This week, search engine giant Google announced a new search engine for the scientific community that will help them make search millions of datasets present online.
The service which is called Dataset Search, it trawls the millions of open data repositories on the web for desired datasets. It looks on publisher sites, digital libraries, and on author’s personal web pages, among other places. But it relies on dataset publishers to correctly label their datasets with the appropriate information, or metadata tags, as their otherwise known. The information gotten will aid scientists, data journalists and geeks find the data required for their work and their stories — or simply to satisfy their intellectual curiosity. The new search engine will work like Google Scholar, the company’s popular search engine for academic studies and reports.
Natasha Noy, Research Scientist, Google AI, said in a blog post.
“Dataset Search lets you find datasets wherever they’re hosted, whether it’s a publisher’s site, a digital library, or an author’s personal web page,” “These guidelines include salient information about datasets: who created the dataset, when it was published, how the data was collected, what the terms are for using the data, etc,” Noy said. “To create Dataset search, Google developed guidelines for dataset providers to describe their data in a way that the company (and other search engines) can better understand the content of their pages.
“We then collect and link this information, analyse where different versions of the same dataset might be, and find publications that may be describing or discussing the dataset. Our approach is based on an open standard for describing this information (schema.org) and anybody who publishes data can describe their dataset this way. We encourage dataset providers, large and small, to adopt this common standard so that all datasets are part of this robust ecosystem.” Writes moy.
How it works
Supposing you wish to know about car accidents and the related datasets or an earthquake happening around where you stay, you will simply need to type the query and Google will list all the sources as shown below.

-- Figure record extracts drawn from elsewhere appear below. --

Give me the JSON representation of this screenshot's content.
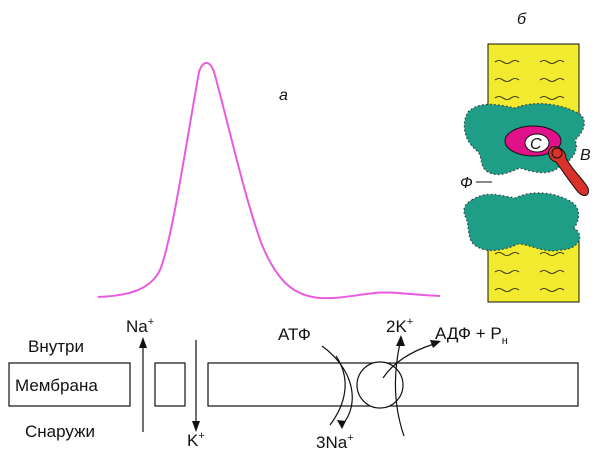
{
  "panel_labels": {
    "a": "а",
    "b": "б"
  },
  "regions": {
    "inside": "Внутри",
    "membrane": "Мембрана",
    "outside": "Снаружи"
  },
  "ions": {
    "na_base": "Na",
    "na_sup": "+",
    "k_base": "K",
    "k_sup": "+"
  },
  "pump": {
    "atp": "АТФ",
    "two_k": "2K",
    "two_k_sup": "+",
    "adp": "АДФ + Р",
    "adp_sub": "н",
    "three_na": "3Na",
    "three_na_sup": "+"
  },
  "structure_labels": {
    "c": "С",
    "v": "В",
    "f": "Ф"
  },
  "colors": {
    "action_potential_curve": "#e85be0",
    "cylinder": "#f2ea2e",
    "protein": "#1e9e86",
    "protein_core": "#e0118a",
    "appendage": "#d8322a",
    "lines": "#111111"
  }
}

Simply click on any source on the left and get more detail:
To make sure that the datasets are accessible via Google’s tool, the company recommends the institutions to adopt the open source Schema markup standard. It allows publishers to include machine-readable data like date of publication, how data was collected, the terms of usage, etc.
The datasets from organisations like NOAA, NASA, Harvard Dataverse, ProPublica, etc., are already accessible via the tools and more data providers are expected to extend the support.
The Google Dataset Search beta website which is now available in multiple languages.